I never anticipated how difficult it would be to say goodbye. Going to church today for the last time was very sobering as I realized how many friends I have in Tanzania. The branch presidency was reorganized, a missionary being transferred gave a powerful testimony, we had two investigators there who felt the spirit strongly, and the lesson I taught in primary went well. I’m so thankful to belong to a church where I can feel the Spirit strongly in Africa as well as I can in my home ward. I’m thankful that the things that happened in Jerusalem have permeated all the earth and every person I meet, no matter where, all benefit from that great Atoning sacrifice of our Savior and can feel His love. I’m so thankful that everyone can learn for themselves that the Church is true through the Holy Ghost.

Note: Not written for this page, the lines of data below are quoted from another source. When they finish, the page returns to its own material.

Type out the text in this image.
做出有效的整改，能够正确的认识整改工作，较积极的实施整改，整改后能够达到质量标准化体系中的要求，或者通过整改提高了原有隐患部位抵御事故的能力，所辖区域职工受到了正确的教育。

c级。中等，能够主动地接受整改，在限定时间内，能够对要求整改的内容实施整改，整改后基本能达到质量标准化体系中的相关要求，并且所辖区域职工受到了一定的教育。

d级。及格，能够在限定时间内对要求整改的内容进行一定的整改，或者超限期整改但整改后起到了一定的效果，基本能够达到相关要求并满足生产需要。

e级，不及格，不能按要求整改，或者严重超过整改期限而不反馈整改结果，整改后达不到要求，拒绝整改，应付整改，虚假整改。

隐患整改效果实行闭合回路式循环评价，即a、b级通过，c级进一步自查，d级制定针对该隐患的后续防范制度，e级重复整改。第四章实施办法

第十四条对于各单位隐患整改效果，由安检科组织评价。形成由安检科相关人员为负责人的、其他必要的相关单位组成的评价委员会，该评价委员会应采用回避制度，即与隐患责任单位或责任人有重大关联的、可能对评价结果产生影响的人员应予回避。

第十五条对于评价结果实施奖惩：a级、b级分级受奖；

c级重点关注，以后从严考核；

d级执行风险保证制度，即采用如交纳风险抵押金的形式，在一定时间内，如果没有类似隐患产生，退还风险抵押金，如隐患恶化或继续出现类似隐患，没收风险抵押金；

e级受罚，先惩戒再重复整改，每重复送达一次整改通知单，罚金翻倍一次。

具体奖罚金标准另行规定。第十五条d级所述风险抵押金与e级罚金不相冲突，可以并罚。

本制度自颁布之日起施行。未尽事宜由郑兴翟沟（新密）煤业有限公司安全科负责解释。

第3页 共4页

I hope I can always remember the people and the scenes here, even when I am back in the US living comfortably. How I wish all the boys selling snacks at the bus station were in school instead, that the children in the neighborhood were not malnourished, that the village of Morombo wasn’t hopelessly littered and so many people perpetually drunk, that women didn’t have to go to church with raw hands from doing laundry by hand, that free primary education meant quality education for everyone, that fathers were involved more in families, that every child had shoes, that Anna who takes care of 12 orphans in her home had someone to help her take care of them, that Neli who is going to university had the laptop she needs so badly. There is so much saving to do, and I lie awake wondering if I’ve really done any of it. No matter how badly I wanted to make a difference in other’s lives, the biggest difference was made in me. I don’t know how someone can come here and not leave a happier, improved person. After having to walk everywhere on rough dirt roads, how can one complain about having to walk to work on sidewalks or having to drive a junky car? After seeing how almost everyone here gets malaria at some point in their lives, no one has perfect teeth, no one has vision care, how can I complain about an occasional flu or about imperfect skin? I hope I can always remember the discomfort of most of the world that lives in developing countries while I sit in air-conditioned comfort at a wonderful university. I hope I will always remember to live simply so others can simply live, as Ghandi put it.

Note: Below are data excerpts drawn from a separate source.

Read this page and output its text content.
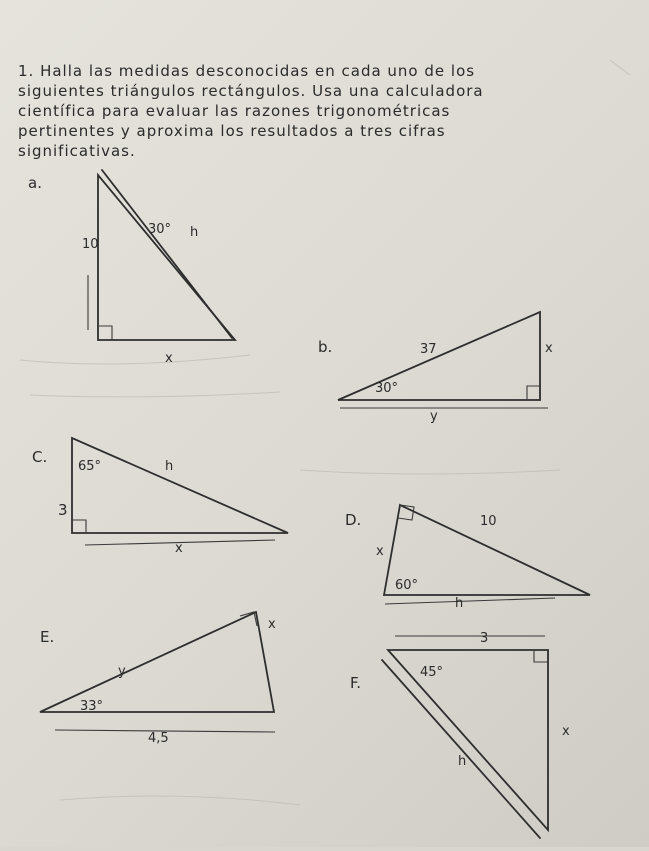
1. Halla las medidas desconocidas en cada uno de los
siguientes triángulos rectángulos. Usa una calculadora
científica para evaluar las razones trigonométricas
pertinentes y aproxima los resultados a tres cifras
significativas.
a.
30°
10
h
x
b.	37
30°
x
y
C.
65°
3
h
x
D.	10
x
60°
h
E.
x
y
33°
4,5
F.
3
45°
x
h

But even though it may seem like there is a lot of “saving” to do, I believe the answer is to help those in need to help themselves. However, the vicious cycle of poverty and corrupt governments and a variety of other factors make it very difficult, seemingly impossible at times. I’ve really come to realize that while we try to change people’s lives, Christ is the one who changes people who can then change themselves. “The world would take people out of the slums, but Christ takes the slums out of people who then take themselves out of the slums.” (Ezra Taft Benson)
Basically, all my rambled thoughts have one common denominator: I have learned so much from the good examples of people here, and I hope I never forget them. I am thankful Christ is always there to help them, and that He can never forget them because they are engraven on the palms of His hands. My friends here are so dear to me and as I am saying goodbye over the next few days I wish so badly I could say that I knew when or if I was coming back. Will I ever be able to wave to Mary who sits on the tire all day long again? Or talk to the enthusiastic Robert who sells paintings in town? What about Terian at church who knows all the answers in Primary even though his parents go to a different church? Who will hold Noel on their lap every Sunday and let him color in their notebook? What will come of Godi, the little boy who runs wild around our neighborhood with his homemade cars and toys? Will the girls in our health class have opportunities to work towards the lofty goals they all wrote down for themselves?
I will miss Anna terribly and her unending optimism, recognition of miracles and God’s hand in her life, and generosity.
Godi, who never fails to make me smile even though neither of us understand a word of the other’s language.
Some of my favorite primary kids. But who am I fooling? They’re all my favorites.
I may be flying out of Tanzania on Wednesday, but I’m not really leaving it.